Я помолчал, глядя на расколотое стекло. Может, инстинкт подсказывал, а может, воспитанность: попроси прощения. Но я сделал то, что было мне больше по душе: ринулся к выходу.

– Пошел ты в жопу, папочка! – выкрикнул я, прежде чем хлопнуть дверью.

Он поднял глаза, пожевал губами и кивнул, как будто я напомнил, что надо выключить свет перед сном.

– Да ладно.– Он помахал рукой.– Спокойной ночи.

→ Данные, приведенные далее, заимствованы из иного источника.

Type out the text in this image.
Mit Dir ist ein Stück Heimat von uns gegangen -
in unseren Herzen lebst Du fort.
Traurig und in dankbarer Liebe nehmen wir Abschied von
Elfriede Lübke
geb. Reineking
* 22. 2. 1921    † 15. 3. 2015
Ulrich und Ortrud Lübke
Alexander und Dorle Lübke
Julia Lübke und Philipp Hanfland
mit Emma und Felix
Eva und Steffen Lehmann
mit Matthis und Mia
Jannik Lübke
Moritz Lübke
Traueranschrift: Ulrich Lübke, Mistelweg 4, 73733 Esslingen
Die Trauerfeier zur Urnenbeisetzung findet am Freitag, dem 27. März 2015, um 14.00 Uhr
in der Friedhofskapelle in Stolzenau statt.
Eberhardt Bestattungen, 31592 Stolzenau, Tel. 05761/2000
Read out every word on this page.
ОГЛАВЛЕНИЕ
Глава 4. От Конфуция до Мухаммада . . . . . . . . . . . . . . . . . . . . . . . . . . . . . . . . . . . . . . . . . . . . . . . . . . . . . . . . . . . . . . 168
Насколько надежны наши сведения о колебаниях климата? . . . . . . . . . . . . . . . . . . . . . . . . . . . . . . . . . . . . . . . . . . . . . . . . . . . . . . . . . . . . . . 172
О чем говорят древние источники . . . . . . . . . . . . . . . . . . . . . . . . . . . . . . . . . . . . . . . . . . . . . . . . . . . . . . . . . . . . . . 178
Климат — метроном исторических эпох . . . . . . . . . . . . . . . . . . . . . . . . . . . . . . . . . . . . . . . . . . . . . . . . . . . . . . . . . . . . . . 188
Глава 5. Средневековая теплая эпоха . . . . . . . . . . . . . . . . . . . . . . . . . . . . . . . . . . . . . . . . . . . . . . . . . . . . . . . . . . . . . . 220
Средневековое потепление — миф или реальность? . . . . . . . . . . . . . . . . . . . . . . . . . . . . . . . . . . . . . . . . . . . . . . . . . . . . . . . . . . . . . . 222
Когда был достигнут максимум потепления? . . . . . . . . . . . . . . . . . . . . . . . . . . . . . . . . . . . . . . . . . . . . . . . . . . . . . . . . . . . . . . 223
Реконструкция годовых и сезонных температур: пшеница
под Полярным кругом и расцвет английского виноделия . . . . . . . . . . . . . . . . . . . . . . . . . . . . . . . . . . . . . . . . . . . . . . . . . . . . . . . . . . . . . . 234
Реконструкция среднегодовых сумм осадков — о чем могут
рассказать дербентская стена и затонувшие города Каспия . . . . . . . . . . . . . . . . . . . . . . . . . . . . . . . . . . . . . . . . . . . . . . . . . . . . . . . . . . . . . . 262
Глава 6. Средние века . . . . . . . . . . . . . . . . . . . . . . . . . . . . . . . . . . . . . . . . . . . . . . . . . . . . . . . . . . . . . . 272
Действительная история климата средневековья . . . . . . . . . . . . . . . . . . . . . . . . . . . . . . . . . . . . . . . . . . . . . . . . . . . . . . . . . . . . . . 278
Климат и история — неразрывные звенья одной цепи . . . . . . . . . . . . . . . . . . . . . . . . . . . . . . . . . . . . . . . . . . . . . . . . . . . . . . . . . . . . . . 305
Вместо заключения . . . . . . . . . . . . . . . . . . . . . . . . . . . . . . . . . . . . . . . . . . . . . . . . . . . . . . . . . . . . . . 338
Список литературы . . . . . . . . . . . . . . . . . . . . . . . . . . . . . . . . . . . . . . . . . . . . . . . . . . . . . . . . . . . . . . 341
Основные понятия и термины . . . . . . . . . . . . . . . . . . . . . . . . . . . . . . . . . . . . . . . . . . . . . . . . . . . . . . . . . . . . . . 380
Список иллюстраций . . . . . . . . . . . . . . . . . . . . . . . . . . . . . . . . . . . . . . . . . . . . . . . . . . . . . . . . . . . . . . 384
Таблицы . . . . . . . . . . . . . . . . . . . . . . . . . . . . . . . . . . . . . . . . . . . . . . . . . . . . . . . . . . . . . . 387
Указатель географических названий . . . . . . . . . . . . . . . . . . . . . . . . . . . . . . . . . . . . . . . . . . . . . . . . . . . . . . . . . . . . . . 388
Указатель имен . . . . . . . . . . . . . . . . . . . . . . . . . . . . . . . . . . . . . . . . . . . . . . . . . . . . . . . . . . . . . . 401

Лежа в кровати, я перебирал все остроумные доводы, все убийственные фразы, так и не сказанные мною отцу. Перебирал, пока не погрузился в тревожный сон. Проснулся рано и смотался, когда все еще спали. Гнал свою колымагу до Глазго и орал на медлительные фуры, что оказывались на пути.

Больше мы с отцом ни разу не говорили по душам, начистоту, с глазу на глаз.

* * *

– Жалко, что он так рано умер,– произнес я, не глядя на Льюиса. Глядел я по-прежнему на Джимми Террока, который так и спал за рычагами муниципального экскаватора.– Эх, если бы я… Если бы мы с ним могли вернуться к тому разговору.– Одна из двух мух, изучавших хлопковый рельеф рубашки Джимми, вдруг с жужжанием перелетела к нему на лоб. Храп прервался, но возобновился сей же миг.– Как это было глупо…– Я покачал головой.– Какой я был мудозвон…

– Ага,—сказал через несколько секунд Льюис—Ладно, Прентис, в жизни чего не случается. Ты ж не знал наперед.—Я услышал Льюисов вздох.—Я бы тоже хотел ему кое-что сказать. Собирался ведь на прошлой неделе звонить.

Я посмотрел на Льюиса:

– Серьезно?

Льюис, кажется, смутился. Он сложил руки на груди, закусил нижнюю губу, взглянул на меня:

– Ты правда… запал на Верити? Скажи честно.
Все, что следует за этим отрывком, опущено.